When playing in a following game, he reached the 15 mark again, against Brockport, while blocking five shots.
Runge said that a big part of his senior year was his increase in playing time. He averaged 19.5 minutes, per game, an increase from his 7.7 minutes, as a junior. The athlete said that, due to playing one year of traveling basketball and being a three-sport athlete in high school, he felt that he did not have enough time to focus on basketball.
“People say that, when you’ve played a sport long enough, the game will start to ‘slow down,’ so gaining basketball experience took time for me,” Runge said. “Personally, the game slowed down for me, during my junior year of college. One obvious reason ... is being in better shape, physically. Not having to worry about being able to make it up and down the basketball court allowed me to focus on the actual game.
“Playing college ball has allowed me to become a better student of the game and my basketball IQ has grown, because of it,” Runge added. “My growing IQ has allowed me to not need to focus on small aspects of the game, because they now come naturally and I can now read and react to different scenarios as they happen.”
Runge said that his confidence on the court is at an all-time high. “Whether I’m posting up on offense or anchoring our defense, I know I can execute,” he said. “This past season, the combination of confidence, knowledge and just the opportunity to play, is what allowed me be so efficient, on the court.”
Runge said that becoming a better student of the game allowed to him to also improve his defensive basketball knowledge. Runge led his conference in blocks, averaging more than two rejections, per game.
He blocked a career-high six shots on Jan. 15, against Geneseo, and then did it again, 10 days later, against Plattsburgh State.
Runge, a business major, is part of a small group of students who have graduated from Springville-GI and gone on to play four years of college basketball.
“It’s an amazing feeling, being one of a select few to play college basketball from our school and I know I wouldn’t be where I am today, without everyone from Springville-Griffith Institute and the community,” he said. “It’s also special to me, because of the legacy my grandfather, Robert Ingerson, left on Springville athletics and I’d like to think that he’d be proud. I take great pride in playing college basketball and understand how lucky I am, to do so.”

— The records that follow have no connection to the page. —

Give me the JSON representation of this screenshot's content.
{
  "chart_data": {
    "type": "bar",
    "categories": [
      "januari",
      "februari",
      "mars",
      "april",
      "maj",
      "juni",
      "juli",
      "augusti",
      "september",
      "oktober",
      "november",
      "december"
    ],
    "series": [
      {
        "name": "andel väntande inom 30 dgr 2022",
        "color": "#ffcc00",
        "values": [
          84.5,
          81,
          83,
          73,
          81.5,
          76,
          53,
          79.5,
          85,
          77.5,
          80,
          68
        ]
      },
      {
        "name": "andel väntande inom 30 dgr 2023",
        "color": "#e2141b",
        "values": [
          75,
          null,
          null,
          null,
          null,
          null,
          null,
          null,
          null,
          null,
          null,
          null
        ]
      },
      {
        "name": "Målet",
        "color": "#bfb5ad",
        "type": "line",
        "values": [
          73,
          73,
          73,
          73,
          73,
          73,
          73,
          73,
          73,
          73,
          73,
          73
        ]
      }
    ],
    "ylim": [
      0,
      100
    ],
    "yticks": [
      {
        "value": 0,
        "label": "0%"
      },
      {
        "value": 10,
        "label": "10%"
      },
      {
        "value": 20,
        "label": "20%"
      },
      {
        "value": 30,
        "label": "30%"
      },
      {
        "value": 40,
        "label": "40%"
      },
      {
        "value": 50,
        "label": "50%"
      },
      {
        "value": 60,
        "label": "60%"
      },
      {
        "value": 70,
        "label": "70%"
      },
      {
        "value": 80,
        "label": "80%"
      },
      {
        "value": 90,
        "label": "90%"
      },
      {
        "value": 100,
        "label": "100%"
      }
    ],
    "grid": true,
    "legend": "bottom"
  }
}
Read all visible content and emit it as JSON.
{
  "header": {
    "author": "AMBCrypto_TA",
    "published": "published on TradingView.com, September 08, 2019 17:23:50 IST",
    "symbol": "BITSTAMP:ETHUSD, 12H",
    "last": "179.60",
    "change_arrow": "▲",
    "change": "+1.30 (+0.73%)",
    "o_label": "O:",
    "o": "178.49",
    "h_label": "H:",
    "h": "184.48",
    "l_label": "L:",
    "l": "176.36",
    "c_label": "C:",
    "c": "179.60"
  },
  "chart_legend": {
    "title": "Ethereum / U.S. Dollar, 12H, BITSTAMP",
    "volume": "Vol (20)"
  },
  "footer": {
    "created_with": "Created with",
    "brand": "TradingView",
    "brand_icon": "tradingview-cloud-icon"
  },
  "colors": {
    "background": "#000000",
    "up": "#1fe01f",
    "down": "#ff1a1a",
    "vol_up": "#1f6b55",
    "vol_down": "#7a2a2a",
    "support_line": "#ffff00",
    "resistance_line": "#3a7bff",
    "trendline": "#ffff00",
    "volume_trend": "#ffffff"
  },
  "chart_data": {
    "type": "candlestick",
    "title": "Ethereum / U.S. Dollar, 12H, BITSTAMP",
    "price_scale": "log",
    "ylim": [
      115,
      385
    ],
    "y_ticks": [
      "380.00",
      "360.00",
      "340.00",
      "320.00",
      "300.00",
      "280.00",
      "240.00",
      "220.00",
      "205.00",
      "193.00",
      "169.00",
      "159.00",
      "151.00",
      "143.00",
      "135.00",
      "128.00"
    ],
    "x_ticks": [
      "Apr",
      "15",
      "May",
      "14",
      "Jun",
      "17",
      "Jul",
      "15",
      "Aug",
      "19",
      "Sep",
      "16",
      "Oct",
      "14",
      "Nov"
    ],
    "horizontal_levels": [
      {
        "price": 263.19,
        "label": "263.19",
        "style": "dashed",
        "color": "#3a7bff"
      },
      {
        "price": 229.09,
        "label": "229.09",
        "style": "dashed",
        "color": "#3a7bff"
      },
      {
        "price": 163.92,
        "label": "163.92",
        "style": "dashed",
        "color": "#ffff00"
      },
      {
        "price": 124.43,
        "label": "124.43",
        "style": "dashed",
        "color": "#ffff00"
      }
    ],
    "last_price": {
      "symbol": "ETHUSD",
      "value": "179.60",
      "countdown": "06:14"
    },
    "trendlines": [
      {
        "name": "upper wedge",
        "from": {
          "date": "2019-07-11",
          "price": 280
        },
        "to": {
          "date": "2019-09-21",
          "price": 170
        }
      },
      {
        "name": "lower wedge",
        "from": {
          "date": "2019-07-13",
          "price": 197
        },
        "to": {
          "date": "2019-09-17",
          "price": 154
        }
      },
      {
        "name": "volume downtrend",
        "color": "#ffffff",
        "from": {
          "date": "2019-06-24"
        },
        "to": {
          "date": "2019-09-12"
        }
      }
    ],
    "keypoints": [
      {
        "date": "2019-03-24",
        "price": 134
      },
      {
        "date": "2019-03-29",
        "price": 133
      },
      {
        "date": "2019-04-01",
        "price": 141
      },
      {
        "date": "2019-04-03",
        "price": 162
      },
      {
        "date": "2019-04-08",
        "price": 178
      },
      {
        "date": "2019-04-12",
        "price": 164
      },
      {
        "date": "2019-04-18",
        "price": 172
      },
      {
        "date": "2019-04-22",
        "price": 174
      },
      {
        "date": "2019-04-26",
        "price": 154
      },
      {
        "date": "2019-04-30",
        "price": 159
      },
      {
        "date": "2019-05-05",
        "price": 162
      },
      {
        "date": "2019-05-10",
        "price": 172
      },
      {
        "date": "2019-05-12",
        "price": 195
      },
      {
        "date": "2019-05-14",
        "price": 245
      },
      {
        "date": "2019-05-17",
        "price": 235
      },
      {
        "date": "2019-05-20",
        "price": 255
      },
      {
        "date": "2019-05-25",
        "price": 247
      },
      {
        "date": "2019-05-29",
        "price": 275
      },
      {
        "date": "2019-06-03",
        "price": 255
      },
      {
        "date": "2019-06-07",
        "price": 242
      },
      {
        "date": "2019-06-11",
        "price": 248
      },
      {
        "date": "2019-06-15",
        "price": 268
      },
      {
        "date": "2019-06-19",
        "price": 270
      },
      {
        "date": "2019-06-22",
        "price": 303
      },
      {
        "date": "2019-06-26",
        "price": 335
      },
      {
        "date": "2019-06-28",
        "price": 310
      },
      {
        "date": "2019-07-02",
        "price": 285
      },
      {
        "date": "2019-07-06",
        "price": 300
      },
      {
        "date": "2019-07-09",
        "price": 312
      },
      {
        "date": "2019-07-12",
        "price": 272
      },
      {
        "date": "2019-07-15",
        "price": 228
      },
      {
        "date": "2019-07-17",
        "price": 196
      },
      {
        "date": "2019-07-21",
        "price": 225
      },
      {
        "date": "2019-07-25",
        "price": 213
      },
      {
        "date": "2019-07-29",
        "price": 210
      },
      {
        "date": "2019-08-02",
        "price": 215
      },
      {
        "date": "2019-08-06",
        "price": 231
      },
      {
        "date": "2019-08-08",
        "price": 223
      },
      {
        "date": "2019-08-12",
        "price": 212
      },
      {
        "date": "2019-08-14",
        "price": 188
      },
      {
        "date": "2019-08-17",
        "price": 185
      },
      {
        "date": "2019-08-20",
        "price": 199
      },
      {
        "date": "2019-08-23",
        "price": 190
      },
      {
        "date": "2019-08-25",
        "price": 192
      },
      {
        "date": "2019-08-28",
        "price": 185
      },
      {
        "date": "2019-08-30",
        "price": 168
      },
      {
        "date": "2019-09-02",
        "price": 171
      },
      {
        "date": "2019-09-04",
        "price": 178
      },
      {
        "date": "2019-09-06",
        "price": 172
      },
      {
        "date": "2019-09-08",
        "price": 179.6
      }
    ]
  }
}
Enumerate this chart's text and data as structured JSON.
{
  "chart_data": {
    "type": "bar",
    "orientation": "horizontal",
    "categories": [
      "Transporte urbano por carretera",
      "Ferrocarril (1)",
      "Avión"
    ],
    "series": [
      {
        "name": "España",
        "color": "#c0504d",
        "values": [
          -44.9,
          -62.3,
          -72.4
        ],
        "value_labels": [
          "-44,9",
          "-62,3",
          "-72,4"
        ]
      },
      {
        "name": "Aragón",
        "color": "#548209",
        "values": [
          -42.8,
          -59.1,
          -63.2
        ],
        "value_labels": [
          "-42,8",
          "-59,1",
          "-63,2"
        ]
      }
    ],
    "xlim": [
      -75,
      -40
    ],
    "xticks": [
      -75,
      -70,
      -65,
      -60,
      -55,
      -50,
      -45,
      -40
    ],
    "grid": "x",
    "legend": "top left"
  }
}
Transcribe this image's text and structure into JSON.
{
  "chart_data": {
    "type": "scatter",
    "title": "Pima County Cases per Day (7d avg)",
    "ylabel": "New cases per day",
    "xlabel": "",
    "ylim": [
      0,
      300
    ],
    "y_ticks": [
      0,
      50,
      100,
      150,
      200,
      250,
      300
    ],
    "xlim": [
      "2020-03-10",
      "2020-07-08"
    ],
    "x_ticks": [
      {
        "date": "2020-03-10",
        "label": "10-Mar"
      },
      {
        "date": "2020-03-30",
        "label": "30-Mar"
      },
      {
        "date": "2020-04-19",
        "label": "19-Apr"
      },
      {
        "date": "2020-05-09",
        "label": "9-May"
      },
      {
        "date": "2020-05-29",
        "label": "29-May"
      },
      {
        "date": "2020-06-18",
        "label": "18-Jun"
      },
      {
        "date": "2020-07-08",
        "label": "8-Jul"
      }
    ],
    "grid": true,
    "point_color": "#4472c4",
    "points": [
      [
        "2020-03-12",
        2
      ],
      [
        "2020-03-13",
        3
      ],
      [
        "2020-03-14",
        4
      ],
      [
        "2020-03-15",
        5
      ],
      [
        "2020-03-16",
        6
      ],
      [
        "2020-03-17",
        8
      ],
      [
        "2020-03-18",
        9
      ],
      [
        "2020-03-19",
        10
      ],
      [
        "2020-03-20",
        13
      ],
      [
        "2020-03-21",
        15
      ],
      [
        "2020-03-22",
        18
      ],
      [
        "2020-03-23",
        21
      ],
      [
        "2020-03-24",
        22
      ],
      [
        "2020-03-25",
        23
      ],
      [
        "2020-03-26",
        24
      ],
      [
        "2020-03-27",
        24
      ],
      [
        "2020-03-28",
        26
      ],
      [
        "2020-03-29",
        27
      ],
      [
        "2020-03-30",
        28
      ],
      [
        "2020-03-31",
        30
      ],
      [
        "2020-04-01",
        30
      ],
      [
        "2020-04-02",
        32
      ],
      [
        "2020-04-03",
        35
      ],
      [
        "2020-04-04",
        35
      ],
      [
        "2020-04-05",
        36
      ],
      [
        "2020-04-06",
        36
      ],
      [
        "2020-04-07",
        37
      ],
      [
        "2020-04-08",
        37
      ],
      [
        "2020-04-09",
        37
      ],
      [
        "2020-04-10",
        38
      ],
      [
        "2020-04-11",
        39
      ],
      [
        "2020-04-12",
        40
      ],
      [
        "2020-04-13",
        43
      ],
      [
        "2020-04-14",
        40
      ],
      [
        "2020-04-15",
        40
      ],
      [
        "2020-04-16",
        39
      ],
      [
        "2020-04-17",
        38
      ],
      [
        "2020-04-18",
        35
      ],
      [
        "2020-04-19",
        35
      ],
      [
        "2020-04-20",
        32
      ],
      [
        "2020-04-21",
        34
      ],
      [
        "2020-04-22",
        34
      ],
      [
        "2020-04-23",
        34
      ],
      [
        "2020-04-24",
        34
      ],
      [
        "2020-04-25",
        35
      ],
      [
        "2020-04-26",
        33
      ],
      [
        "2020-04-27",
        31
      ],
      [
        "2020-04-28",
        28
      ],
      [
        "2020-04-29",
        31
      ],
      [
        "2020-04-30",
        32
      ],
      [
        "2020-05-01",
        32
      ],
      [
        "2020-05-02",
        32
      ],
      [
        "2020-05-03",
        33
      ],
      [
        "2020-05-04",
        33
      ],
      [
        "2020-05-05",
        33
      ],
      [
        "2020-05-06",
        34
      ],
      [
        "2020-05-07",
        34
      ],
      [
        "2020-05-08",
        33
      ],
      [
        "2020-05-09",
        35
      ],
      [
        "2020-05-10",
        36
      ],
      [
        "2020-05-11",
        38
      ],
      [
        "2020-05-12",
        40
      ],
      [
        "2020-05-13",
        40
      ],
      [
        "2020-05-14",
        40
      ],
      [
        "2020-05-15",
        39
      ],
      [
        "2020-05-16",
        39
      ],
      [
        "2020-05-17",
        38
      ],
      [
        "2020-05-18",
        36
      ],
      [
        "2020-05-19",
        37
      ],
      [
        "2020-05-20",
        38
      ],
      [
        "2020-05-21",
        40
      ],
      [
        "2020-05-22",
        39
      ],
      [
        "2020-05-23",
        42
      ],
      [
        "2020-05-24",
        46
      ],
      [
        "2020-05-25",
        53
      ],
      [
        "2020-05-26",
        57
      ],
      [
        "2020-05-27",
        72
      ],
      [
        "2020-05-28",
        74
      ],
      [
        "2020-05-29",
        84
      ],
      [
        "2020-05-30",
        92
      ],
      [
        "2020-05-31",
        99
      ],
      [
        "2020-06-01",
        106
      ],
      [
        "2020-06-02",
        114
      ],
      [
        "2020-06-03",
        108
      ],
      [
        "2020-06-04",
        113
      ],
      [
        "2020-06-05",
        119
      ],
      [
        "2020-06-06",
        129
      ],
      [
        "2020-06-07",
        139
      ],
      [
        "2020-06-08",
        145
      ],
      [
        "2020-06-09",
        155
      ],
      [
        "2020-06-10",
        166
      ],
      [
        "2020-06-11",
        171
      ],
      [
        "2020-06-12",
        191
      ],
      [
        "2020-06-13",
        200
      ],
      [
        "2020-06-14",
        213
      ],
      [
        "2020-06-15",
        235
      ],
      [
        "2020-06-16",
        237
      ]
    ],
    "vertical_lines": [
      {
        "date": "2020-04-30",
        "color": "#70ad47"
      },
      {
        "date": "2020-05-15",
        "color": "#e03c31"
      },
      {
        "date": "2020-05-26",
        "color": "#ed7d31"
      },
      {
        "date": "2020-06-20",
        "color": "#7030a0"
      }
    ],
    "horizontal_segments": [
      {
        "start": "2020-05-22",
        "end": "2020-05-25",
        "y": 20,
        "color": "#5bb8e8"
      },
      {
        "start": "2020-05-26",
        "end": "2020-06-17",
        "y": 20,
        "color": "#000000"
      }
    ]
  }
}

Runge said that he also loves to work summer basketball camps, volunteer and give back, to the Western New York community.
The athlete’s college coach recruited Runge and has been the head man of the Buffalo State basketball program, for eight years. Fajri Ansari’s overall record at the helm is 99 – 82, including leading a trip to the Sweet 16, in 2011. Fajri has coached internationally and trained and coached Rwanda’s national team, as well as many university teams in Africa, in 1992.
“In high school, I was not the best player, attitude-wise, and this is my biggest regret,” Runge said. “The lack of respect I showed coaches and teammates not only hurt us in the win column, but really hindered my development as a player. No coach made a larger impact on my life than my college coach, Fajri Ansari. His passion, knowledge of the game and expectation of excellence will have a lasting influence on me.”
Runge played 88 games at the collegiate level and completed nearly 880 minutes as a Buffalo State Bengal.
The athlete acknowledged the help he received from many people, along the way. “My JV coach, Dr. James Velasquez, was one of my first coaches to make learning the game fun and, because we learned, we won.”
“My dad was the one that introduced me to basketball and both sides of my family are very athletic and competitive, so a love of sports came naturally,” he said. “I wouldn’t be where I am today without my amazing parents. They’ve come to all my games since high school and are my No. 1 fans.”